29 de Abril de 2026
Comenzamos nuestras vacaciones en Galicia. Como solemos hacer cuando el trayecto es largo, buscamos una parada intermedia para no estar todo el día en el coche. En esta ocasión, el lugar elegido tanto por su ubicación como por su interés ha sido Castrillo de los Polvazares.
Se encuentra muy cerca de Astorga, de hecho, pertenece a su municipio. Es un pueblo muy típico con sus casas de piedra rojiza y sus calles empedradas, muy bien conservado.
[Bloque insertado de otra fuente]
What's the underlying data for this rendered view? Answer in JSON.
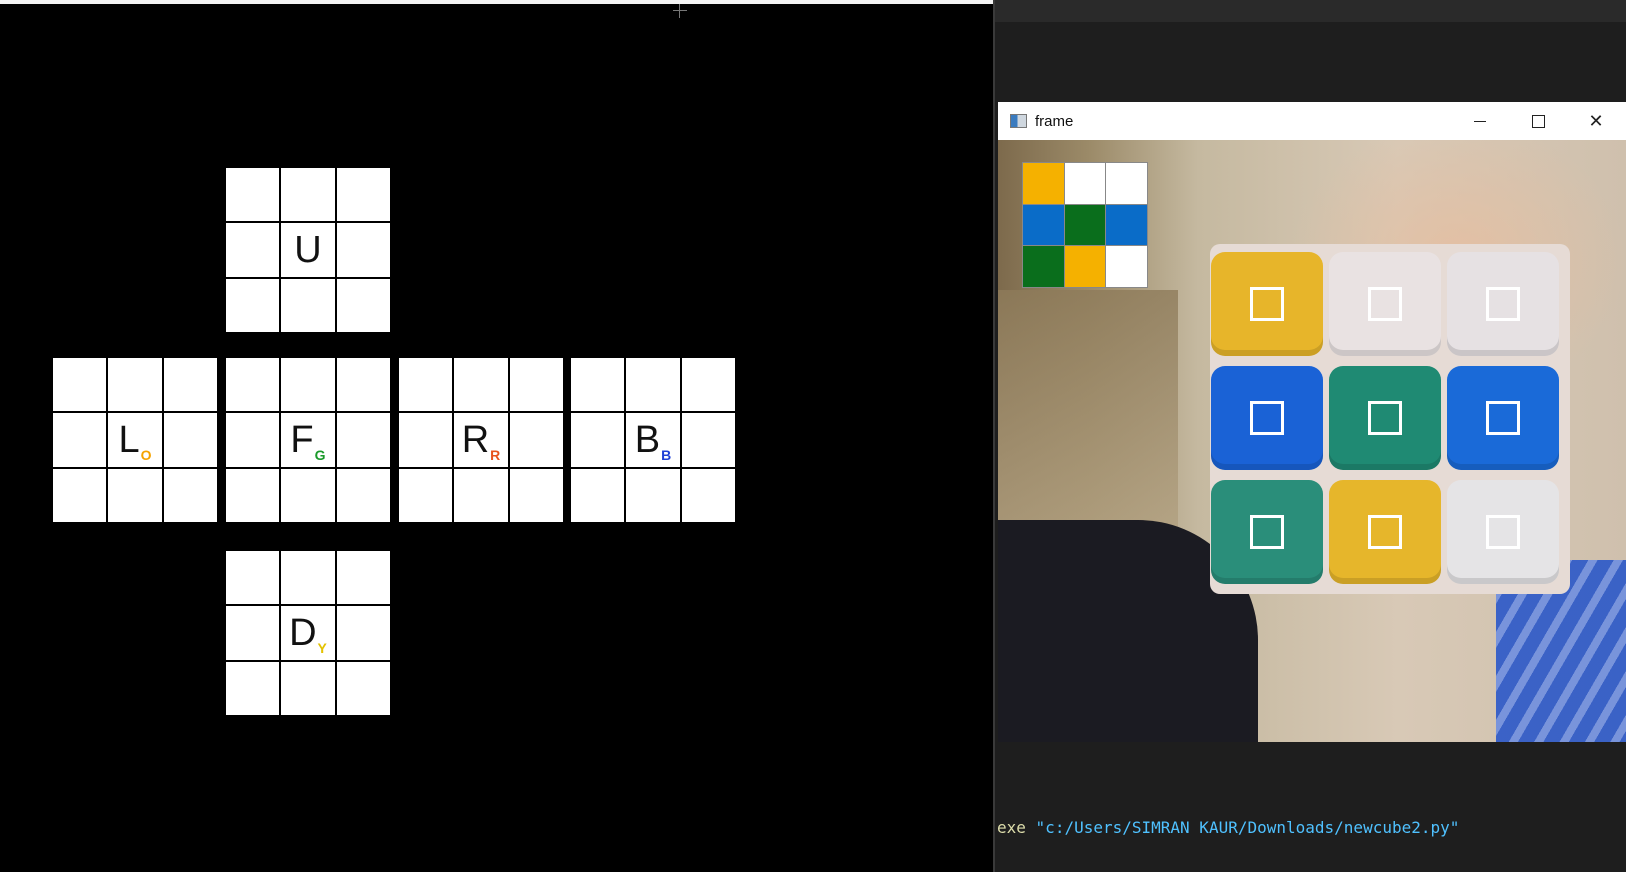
{
  "cube_map": {
    "faces": [
      {
        "id": "U",
        "letter": "U",
        "sub": "",
        "sub_color": "#000000"
      },
      {
        "id": "L",
        "letter": "L",
        "sub": "O",
        "sub_color": "#f5a300"
      },
      {
        "id": "F",
        "letter": "F",
        "sub": "G",
        "sub_color": "#1a9a2a"
      },
      {
        "id": "R",
        "letter": "R",
        "sub": "R",
        "sub_color": "#e8531c"
      },
      {
        "id": "B",
        "letter": "B",
        "sub": "B",
        "sub_color": "#1f3fd6"
      },
      {
        "id": "D",
        "letter": "D",
        "sub": "Y",
        "sub_color": "#e3c200"
      }
    ]
  },
  "frame_window": {
    "title": "frame",
    "controls": [
      "minimize",
      "maximize",
      "close"
    ],
    "preview_colors": [
      "#f5b100",
      "#ffffff",
      "#ffffff",
      "#0a6cc8",
      "#0a6e1c",
      "#0a6cc8",
      "#0a6e1c",
      "#f5b100",
      "#ffffff"
    ],
    "camera_stickers": [
      "#e7b52a",
      "#e9e2e2",
      "#e6e1e3",
      "#1a62d6",
      "#1f8a73",
      "#1a6ad8",
      "#2a8e7a",
      "#e6b62b",
      "#e5e4e6"
    ]
  },
  "editor": {
    "terminal_exe": "exe",
    "terminal_path": "\"c:/Users/SIMRAN KAUR/Downloads/newcube2.py\""
  }
}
Fue declarado Conjunto Histórico-Artístico en 1980. También es una de las paradas obligadas en la ruta del Camino de Santiago Francés.
De origen medieval, su principal actividad económica estaba ligada al comercio y al transporte. Fue habitado principalmente por arrieros, esto explica la disposición lineal de las calles y los grandes portones de madera en sus casas, pensadas para guardar dentro los mulos, con un corral interior y con espacio para las mercancías.
Hoy es más conocido por su cocido maragato, en los restaurantes prácticamente no hay otra opción. Lo curioso es que se come al revés, empezando por los sacramentos y terminando con la sopa. El que probamos nosotros estaba buenísimo, eso sí, hay que empezarlo con ganas.